- Education: Yale University (B. A.), Rutgers University (Ph.D)
- Scientific career
- Institutions: Rider University

= John Metz Baer =

American educational psychologist

John Baer is a professor of Educational Psychology at Rider University in New Jersey. He earned his B.A. from Yale University (double major, psychology and Japanese Studies, magna cum laude) and his Ph.D. in cognitive and developmental psychology from Rutgers University.

His research on the development of creativity and his teaching have won national awards, including the American Psychological Association's Berlyne Prize and the National Conference on College Teaching and Learning's Award for Innovative Excellence. His primary research focus is the domain specificity of creativity, which argues that creativity is not a general set of skills but rather that creative-thinking skills vary by domain, making creativity in one domain not predictive of creativity in other domains. He developed the Amusement Park Theory of creativity (with James C. Kaufman)

His books include There's No Such Thing as Creativity: How Plato and 20th Century Psychology Have Misled Us (Cambridge University Press, 2022), Domain Specificity of Creativity (Academic Press/Elsevier; 2016), Teaching for Creativity in the Common Core Classroom (with R. A. Beghetto & James C. Kaufman; Teachers College Press, 2015), Being Creative Inside and Outside the Classroom (with James C. Kaufman; Sense Publishers, 2003), Creativity and Divergent Thinking: A Task-Specific Approach (Erlbaum, 1993), Creative Teachers, Creative Students (Allyn and Bacon, 1997), Creativity Across Domains: Faces of the Muse (with James C. Kaufman; Erlbaum, 2005), Reason and Creativity in Development (with James C. Kaufman; Cambridge University Press, 2008); Are We Free? Psychology and Free Will (with James C. Kaufman & Roy Baumeister; Oxford University Press, 2005), Essentials of Creativity Assessment (with James C. Kaufman and Jonathan A. Plucker; Wiley, 2008), and Creatively Gifted Students Are Not Like Other Gifted Students (with K. H. Kim, James C. Kaufman, & B. Sriraman; Sense Publishers, 2013). He also collaborated with A. J. Lemaster in the development of the modern shorthand program SuperWrite.
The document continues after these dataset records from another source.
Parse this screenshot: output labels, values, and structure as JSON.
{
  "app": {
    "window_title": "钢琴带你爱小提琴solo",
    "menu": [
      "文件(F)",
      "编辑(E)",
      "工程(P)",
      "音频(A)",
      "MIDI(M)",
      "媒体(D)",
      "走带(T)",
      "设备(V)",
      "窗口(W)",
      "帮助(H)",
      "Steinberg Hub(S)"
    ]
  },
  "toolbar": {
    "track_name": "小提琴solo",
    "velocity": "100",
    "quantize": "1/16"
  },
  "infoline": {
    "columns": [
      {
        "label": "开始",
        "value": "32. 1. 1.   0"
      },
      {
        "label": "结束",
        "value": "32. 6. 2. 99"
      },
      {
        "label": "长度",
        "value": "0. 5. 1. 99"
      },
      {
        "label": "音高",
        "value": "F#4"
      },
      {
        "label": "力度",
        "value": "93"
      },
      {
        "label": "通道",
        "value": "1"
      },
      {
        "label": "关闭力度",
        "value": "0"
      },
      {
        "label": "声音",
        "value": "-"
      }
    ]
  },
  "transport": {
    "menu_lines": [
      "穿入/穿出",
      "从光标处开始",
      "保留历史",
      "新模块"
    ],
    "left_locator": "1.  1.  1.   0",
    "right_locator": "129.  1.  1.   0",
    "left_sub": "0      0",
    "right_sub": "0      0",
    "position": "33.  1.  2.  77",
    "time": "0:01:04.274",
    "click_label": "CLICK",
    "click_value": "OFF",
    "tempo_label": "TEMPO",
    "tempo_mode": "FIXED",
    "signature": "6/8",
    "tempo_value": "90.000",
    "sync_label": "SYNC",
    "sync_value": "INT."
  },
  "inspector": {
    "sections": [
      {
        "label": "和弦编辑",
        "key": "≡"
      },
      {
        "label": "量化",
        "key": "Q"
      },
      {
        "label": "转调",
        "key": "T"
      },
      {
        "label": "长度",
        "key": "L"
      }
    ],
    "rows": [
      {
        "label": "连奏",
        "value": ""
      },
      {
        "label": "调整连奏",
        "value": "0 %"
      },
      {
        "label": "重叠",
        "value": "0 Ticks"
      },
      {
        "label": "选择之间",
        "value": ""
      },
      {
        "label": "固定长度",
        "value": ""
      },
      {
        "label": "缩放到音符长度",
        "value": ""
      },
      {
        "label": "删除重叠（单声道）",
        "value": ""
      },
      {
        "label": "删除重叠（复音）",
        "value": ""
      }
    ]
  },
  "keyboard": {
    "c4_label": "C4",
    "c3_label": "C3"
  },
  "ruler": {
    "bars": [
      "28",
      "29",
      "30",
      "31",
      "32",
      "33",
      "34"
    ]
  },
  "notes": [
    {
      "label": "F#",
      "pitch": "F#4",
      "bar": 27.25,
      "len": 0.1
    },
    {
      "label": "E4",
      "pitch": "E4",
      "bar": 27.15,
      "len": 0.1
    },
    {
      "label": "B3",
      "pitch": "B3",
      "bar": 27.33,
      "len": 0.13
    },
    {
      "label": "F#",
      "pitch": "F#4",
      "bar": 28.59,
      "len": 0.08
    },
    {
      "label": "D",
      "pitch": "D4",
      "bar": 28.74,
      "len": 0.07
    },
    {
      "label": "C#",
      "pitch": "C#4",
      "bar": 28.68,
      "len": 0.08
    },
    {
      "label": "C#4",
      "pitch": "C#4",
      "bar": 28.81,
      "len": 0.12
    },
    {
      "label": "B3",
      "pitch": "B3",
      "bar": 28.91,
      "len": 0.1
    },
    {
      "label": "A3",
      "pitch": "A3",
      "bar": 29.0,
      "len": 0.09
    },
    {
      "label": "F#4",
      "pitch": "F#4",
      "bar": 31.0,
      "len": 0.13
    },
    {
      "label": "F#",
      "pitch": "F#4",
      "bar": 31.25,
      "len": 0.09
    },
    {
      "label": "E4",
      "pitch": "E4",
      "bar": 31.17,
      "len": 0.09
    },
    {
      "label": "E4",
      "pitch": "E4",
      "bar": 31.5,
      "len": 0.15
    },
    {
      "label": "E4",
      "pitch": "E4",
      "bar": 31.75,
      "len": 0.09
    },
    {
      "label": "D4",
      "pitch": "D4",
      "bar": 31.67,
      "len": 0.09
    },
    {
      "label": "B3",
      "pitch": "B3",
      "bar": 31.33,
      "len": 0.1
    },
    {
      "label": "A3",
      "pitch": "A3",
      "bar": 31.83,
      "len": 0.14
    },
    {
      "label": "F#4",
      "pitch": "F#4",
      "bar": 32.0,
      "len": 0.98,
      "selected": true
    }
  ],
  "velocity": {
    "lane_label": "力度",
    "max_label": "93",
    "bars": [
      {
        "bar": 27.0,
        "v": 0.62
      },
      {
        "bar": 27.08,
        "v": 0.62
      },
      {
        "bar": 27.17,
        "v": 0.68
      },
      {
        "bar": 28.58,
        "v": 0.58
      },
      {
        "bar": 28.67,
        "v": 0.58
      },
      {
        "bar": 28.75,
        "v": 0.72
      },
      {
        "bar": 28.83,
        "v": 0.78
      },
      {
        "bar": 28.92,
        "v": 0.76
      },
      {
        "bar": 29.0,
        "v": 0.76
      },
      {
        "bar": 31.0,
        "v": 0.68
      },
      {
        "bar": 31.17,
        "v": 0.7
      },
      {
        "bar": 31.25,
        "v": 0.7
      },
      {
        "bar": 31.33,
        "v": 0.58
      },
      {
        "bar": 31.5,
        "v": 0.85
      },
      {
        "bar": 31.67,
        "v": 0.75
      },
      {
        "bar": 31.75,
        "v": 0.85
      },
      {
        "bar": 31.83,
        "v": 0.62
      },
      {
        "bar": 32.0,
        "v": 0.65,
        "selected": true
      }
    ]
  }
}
He is a Fellow of the American Psychological Association, and he has received research grants from the National Science Foundation, the Educational Testing Service, the National Center for Educational Statistics, the Carnegie Foundation, and Yale, Rutgers, and Rider Universities. He serves on the editorial boards of the Psychology of Aesthetics, Creativity, and the Arts; the Journal of Creative Behavior; and the International Journal of Creativity and Problem Solving.